Но и обычный поход не так-то просто сфотографировать.
Краски того лета были чудесны…
Наверное, и ежик на старых тропах заблудился и забыл, о каком именно лете идет речь.
О том, что пришло после весны.
Я и сам путаюсь, так много было весен и осеней, трав и цветов, дождей, птиц. И они мне не надоедали. Может надоесть улица за окном, но не тропинка местности. Улицы моего нового микрорайона тоскливы, как старая зубная боль. Появление фотоаппарата лишь усилило эту боль, и я, любитель пеших прогулок, почти совсем перестал ходить здесь пешком, сажусь сразу на маршрутку, чтобы побыстрее оказаться в центре, собственно в городе, все жители микрорайонов так и говорят, собираясь туда: поеду в город. Раньше на месте девятиэтажек и ларьков стояли деревни, так что все правильно. А город, как был за крепостью, так и остался там. И там-то можно что-то найти, среди старых камней и деревьев, особенно рано поутру. Я научился ценить ранние часы, когда свет свеж, густ, драгоценен и открывается как будто только для тебя одного. И только ты видишь озаренные годуновские башни, в эти мгновения словно бы совпадающие с каким-то своим высшим смыслом. Ведь это оборонительные сооружения, но сейчас они полностью раскрываются в замысле красоты и как будто именно для этого и возведены. И преображает их свет. Всякий раз, наблюдая это, я вспоминаю Гомера, то, как Афина наводила особое сияние красоты на своих любимцев, Одиссея и прочих. И это сияние дает камням жизнь, да, возвращаясь домой, смущенно понимаешь, что думаешь о башнях как об одушевленных существах. Более того, эти башни как будто танцуют, это длится мгновение…
Танец! Ключевое слово для происходящего было найдено. Это я и ощущал в некоторые мгновения съемки: мир танцует. Здесь снова на ум приходил немецкий Заратустра, говоривший, что поверил бы в бога, который танцует.

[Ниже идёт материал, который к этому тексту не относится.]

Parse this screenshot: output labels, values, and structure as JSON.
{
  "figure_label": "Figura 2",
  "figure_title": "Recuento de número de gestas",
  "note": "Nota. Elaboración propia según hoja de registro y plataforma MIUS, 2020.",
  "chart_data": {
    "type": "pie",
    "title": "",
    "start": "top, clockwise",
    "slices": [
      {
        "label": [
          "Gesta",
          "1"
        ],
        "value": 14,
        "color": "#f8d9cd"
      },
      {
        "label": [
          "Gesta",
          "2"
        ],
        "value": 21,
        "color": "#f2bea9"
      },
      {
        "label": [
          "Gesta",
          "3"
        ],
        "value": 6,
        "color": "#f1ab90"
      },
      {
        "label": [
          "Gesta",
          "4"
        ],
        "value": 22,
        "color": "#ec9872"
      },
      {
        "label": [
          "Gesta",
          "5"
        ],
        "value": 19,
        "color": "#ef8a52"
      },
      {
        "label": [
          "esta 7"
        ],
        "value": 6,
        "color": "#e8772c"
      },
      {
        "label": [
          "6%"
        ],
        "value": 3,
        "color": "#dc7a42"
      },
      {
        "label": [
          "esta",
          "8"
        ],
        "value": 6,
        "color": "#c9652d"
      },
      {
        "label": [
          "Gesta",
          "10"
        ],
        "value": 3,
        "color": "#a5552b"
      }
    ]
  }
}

…Нет-нет да и принимался я думать в своей телеге об этом Гегеле. Ландшафты странствий Заратустры светоносны, а из-под языка отшельника, как из тучи, рвется свет.
Стиль Ницше – это танец. Заратустра был легок и летал и видел себя под собой и чувствовал, что бог в нем танцует.
То, как основательные холмы, деревья, небо вдруг начинают танцевать, и я успевал заметить во время лихорадочной съемки. Да, я научился не медлить, убедившись не раз, что промедление для светописи мраку подобно. И навсегда уяснив, что, вопреки Ницше, мгновение никогда не возвращается.
…И поэтому, заметив уже из палатки – и готовясь, как говорили прежде, отчалить на барке сна – таинственных фонарщиков в травах, под корягами, подававших друг другу знаки, как африканцы в саванне или скифы в причерноморской степи, тормозил барку и вылезал на сушу действительности с фотоаппаратом и треногой, наводил объектив, щелкал тросиковым спуском затвора, радуясь, что могу запечатлеть мир этих эфемерных существ.
Насколько жизнь интереснее всяких выдумок, повторял про себя предатель. Всяких выдумок и слов. Вот тропинка, набитая в травах к ручью, а вверху белесый хребет от пролетевшего самолета, словно бы шкура, сброшенная летающим древним ящером. Совместил одно с другим, снял. Описание этой тропинки, конечно, проигрывает тому, что я вижу. Фотография – частица захваченного мира, а он тонок и многообразен и включает в себя все слова. Ведь мир – источник слов. Хотя существует и другая версия.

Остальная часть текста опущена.